Hint: how about simplifying this by multiplying numerator and denominator by $4x$?

Or try to simplify $\dfrac{1}{4(4+x)} + \dfrac{1}{x(4+x)}$?

  • 0
    That gives me (x+4)/(16x + 4x^2) which I do not think is correct.
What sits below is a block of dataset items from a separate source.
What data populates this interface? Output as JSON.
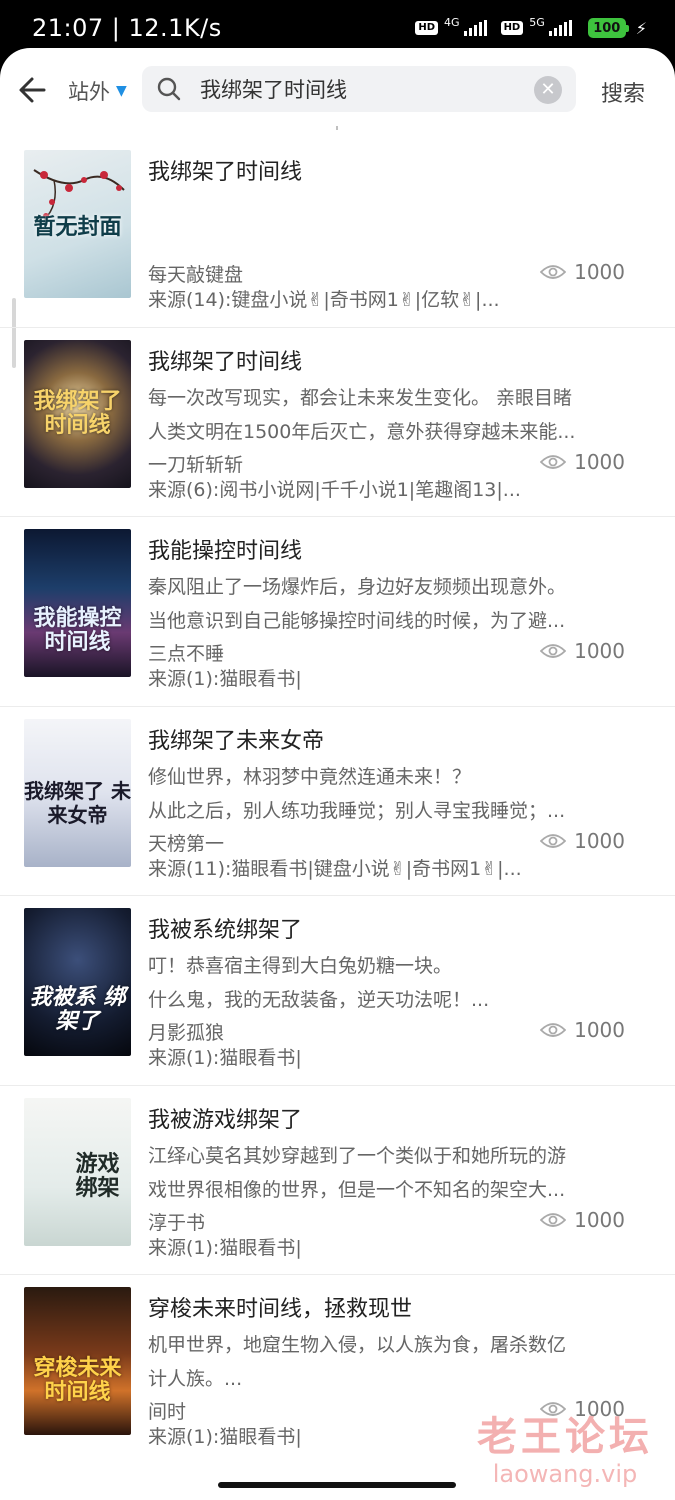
{
  "status_bar": {
    "time": "21:07 | 12.1K/s",
    "network_1": "4G",
    "network_2": "5G",
    "hd_label": "HD",
    "battery": "100"
  },
  "header": {
    "site_filter": "站外",
    "search_query": "我绑架了时间线",
    "search_button": "搜索"
  },
  "books": [
    {
      "title": "我绑架了时间线",
      "desc": [
        "",
        ""
      ],
      "author": "每天敲键盘",
      "views": "1000",
      "source": "来源(14):键盘小说✌|奇书网1✌|亿软✌|...",
      "cover_text": "暂无封面"
    },
    {
      "title": "我绑架了时间线",
      "desc": [
        "每一次改写现实，都会让未来发生变化。 亲眼目睹",
        "人类文明在1500年后灭亡，意外获得穿越未来能..."
      ],
      "author": "一刀斩斩斩",
      "views": "1000",
      "source": "来源(6):阅书小说网|千千小说1|笔趣阁13|...",
      "cover_text": "我绑架了 时间线"
    },
    {
      "title": "我能操控时间线",
      "desc": [
        "秦风阻止了一场爆炸后，身边好友频频出现意外。",
        "当他意识到自己能够操控时间线的时候，为了避..."
      ],
      "author": "三点不睡",
      "views": "1000",
      "source": "来源(1):猫眼看书|",
      "cover_text": "我能操控 时间线"
    },
    {
      "title": "我绑架了未来女帝",
      "desc": [
        "修仙世界，林羽梦中竟然连通未来！？",
        "从此之后，别人练功我睡觉；别人寻宝我睡觉；..."
      ],
      "author": "天榜第一",
      "views": "1000",
      "source": "来源(11):猫眼看书|键盘小说✌|奇书网1✌|...",
      "cover_text": "我绑架了 未来女帝"
    },
    {
      "title": "我被系统绑架了",
      "desc": [
        "叮！恭喜宿主得到大白兔奶糖一块。",
        "什么鬼，我的无敌装备，逆天功法呢！..."
      ],
      "author": "月影孤狼",
      "views": "1000",
      "source": "来源(1):猫眼看书|",
      "cover_text": "我被系 绑架了"
    },
    {
      "title": "我被游戏绑架了",
      "desc": [
        "江绎心莫名其妙穿越到了一个类似于和她所玩的游",
        "戏世界很相像的世界，但是一个不知名的架空大..."
      ],
      "author": "淳于书",
      "views": "1000",
      "source": "来源(1):猫眼看书|",
      "cover_text": "游戏 绑架"
    },
    {
      "title": "穿梭未来时间线，拯救现世",
      "desc": [
        "机甲世界，地窟生物入侵，以人族为食，屠杀数亿",
        "计人族。..."
      ],
      "author": "间时",
      "views": "1000",
      "source": "来源(1):猫眼看书|",
      "cover_text": "穿梭未来 时间线"
    }
  ],
  "watermark": {
    "main": "老王论坛",
    "sub": "laowang.vip"
  }
}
Actually I did it again and got -1/16 which I think is correct, not sure what went wrong first time.2011-08-28
  • 0
    @Jordan: I was hoping you would get $\dfrac{x+4}{4x(4+x)}$ which can be simplified further2011-08-28
  • 0
    Yes that is what I got m y second attempt and then simplified that into -1/162011-08-28
  • 3
    @Jordan Carlyon: $-1/16$ is correct. Since $$\frac{\frac{1}{4}+\frac{1}{x}}{4+x}=\frac{\frac{x+4}{4x}}{4+x}=\frac{x+4}{4x}\times\frac{1}{4+x}=\frac{1}{4x},$$ then $$\lim_{x\rightarrow -4}\frac{\frac{1}{4}+\frac{1}{x}}{4+x}=\lim_{x\rightarrow -4}\frac{1}{4x}=\frac{1}{-16}=-\frac{1}{16}.$$2011-08-28
0

Multiply everything by $4x$:

$\frac{x+4}{4x(4+x)}$

Cancel stuff out:

$\frac{1}{4x}$

Input $-4$:

$\frac{1}{4(-4)} = -\frac{1}{16}$

0

I would guess that the intention of the question is for you to notice that you can just add the fractions in the numerator in order to get cancelling terms. So the numerator becomes:

$ \dfrac{1}{4} + \dfrac{1}{x} = \dfrac{4 + x}{4x}$

And so the original expression becomes:

$ \dfrac{\frac{4+x}{4x}}{4+x} = \dfrac{1}{4x}$

Obviously from here the limit can be seen to be $-\frac{1}{16}$.